Posts Tagged ‘Greenplum’

The Next Big Thing – SQL And Hadoop And NoSQL and NewSQL?

In the last post we talked a little about the different approaches taken by traditional database vendors, primarily the relational database vendors, and the proponents of new Hadoop and NoSQL data stores.   What does this mean for you?

On the one hand, your IT infrastructure has a mature robust capability for the care and feeding of table driven (primarily relational) databases.  Relational databases are NOT going away.  (Oracle alone reported selling $4.49 billion in database and middleware licenses, updates, and support last quarter).  BUT, relational databases may not be a fit for “big data” environments where storage capacity, retrieval speed, and low cost are the primary requirements.  It is hard to compete with the perception of “free” –  Hadoop and many of the NoSQL alternatives are based on “free” open source software.   The vendors of these products sell enhanced versions, supported versions, and services related to the installation and support of those data stores.  Because of this, the Hadoop and NoSQL markets are relatively small (estimated at $77 million in 2011 by IDC) .

The relational market is evolving to handle larger volumes of data.   Teradata pioneered the concept of replacing the file structure underlying the relational tables with a distributed file structure within a server chasis using specialized hardware.   Companies like EMC with their Greenplum database have figured out how to distribute relational data across lots of commodity servers.   Most of the big relational database companies are finding ways to incorporate Hadoop into their offerings so that an analyst can use their existing tools to combine data from the table environment with unstructured.  They want you to keep buying database licenses.

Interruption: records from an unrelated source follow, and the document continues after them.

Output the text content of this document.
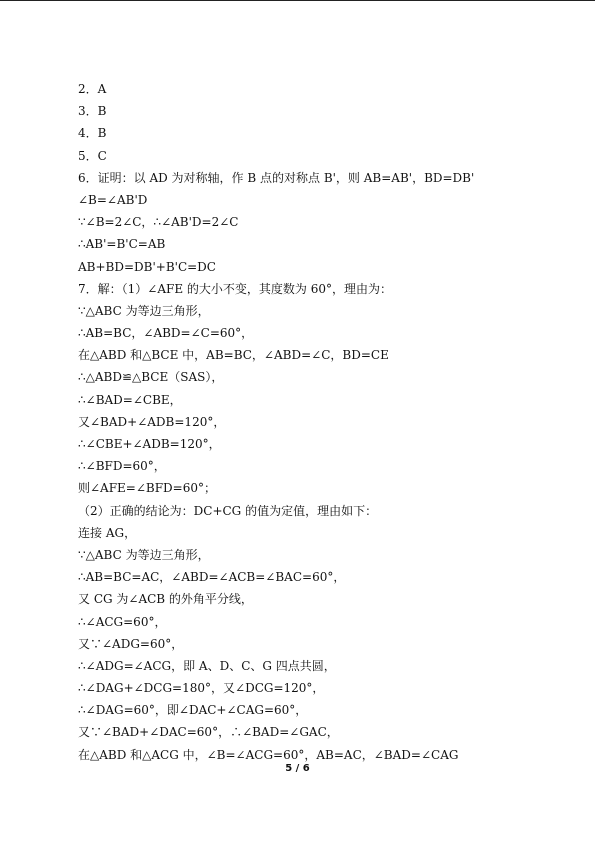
2．A
3．B
4．B
5．C
6．证明：以 AD 为对称轴，作 B 点的对称点 B'，则 AB=AB'，BD=DB'
∠B=∠AB'D
∵∠B=2∠C，∴∠AB'D=2∠C
∴AB'=B'C=AB
AB+BD=DB'+B'C=DC
7．解：（1）∠AFE 的大小不变，其度数为 60°，理由为：
∵△ABC 为等边三角形，
∴AB=BC，∠ABD=∠C=60°，
在△ABD 和△BCE 中，AB=BC，∠ABD=∠C，BD=CE
∴△ABD≌△BCE（SAS），
∴∠BAD=∠CBE，
又∠BAD+∠ADB=120°，
∴∠CBE+∠ADB=120°，
∴∠BFD=60°，
则∠AFE=∠BFD=60°；
（2）正确的结论为：DC+CG 的值为定值，理由如下：
连接 AG，
∵△ABC 为等边三角形，
∴AB=BC=AC，∠ABD=∠ACB=∠BAC=60°，
又 CG 为∠ACB 的外角平分线，
∴∠ACG=60°，
又∵∠ADG=60°，
∴∠ADG=∠ACG，即 A、D、C、G 四点共圆，
∴∠DAG+∠DCG=180°，又∠DCG=120°，
∴∠DAG=60°，即∠DAC+∠CAG=60°，
又∵∠BAD+∠DAC=60°，∴∠BAD=∠GAC，
在△ABD 和△ACG 中，∠B=∠ACG=60°，AB=AC，∠BAD=∠CAG
5 / 6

The most likely scenario for most enterprises is that Hadoop and NoSQL will be used to store and stage data for analysis, similar to the way that today’s data warehouse is used to store and combine data for data marts where analysis takes place at a department level.  It’s the Operational Data Store in the table below.

Operational Data Store

Enterprise DataWarehouse


Data Quality and Transformation,

Business Intelligence and Analytics Where Detailed Historical Data Required

Business Intelligence And Analytics For Enterprise Needs

Business Intelligence and Analytics For Departmental and Line of Business Needs




Hadoop and NoSQL


Relational/Cubes/Specialized Data Structures

Basically we are building a data refinery to handle all new volumes and varieties of input.   It is an incremental cost to your organization, and will have to be justified for the business.

We will also see hybrid combinations of the best of both the relational and NoSQL models sometimes referred to as NewSQL, for example NuoDB.  The approach used by NuoDB of combining the best of relational and NoSQL is getting endorsements from the likes of Gary Morgenthaler (a co-founder of Ingres and Illustra) and Mitchell Kertzman (the former CEO of Sybase).

In the end, business needs should drive the analysis to be performed, and the needs of the analysis to be performed should drive the information technology required to store and process the data.   Don’t’ get caught up in the hype around “The Next Big Thing.”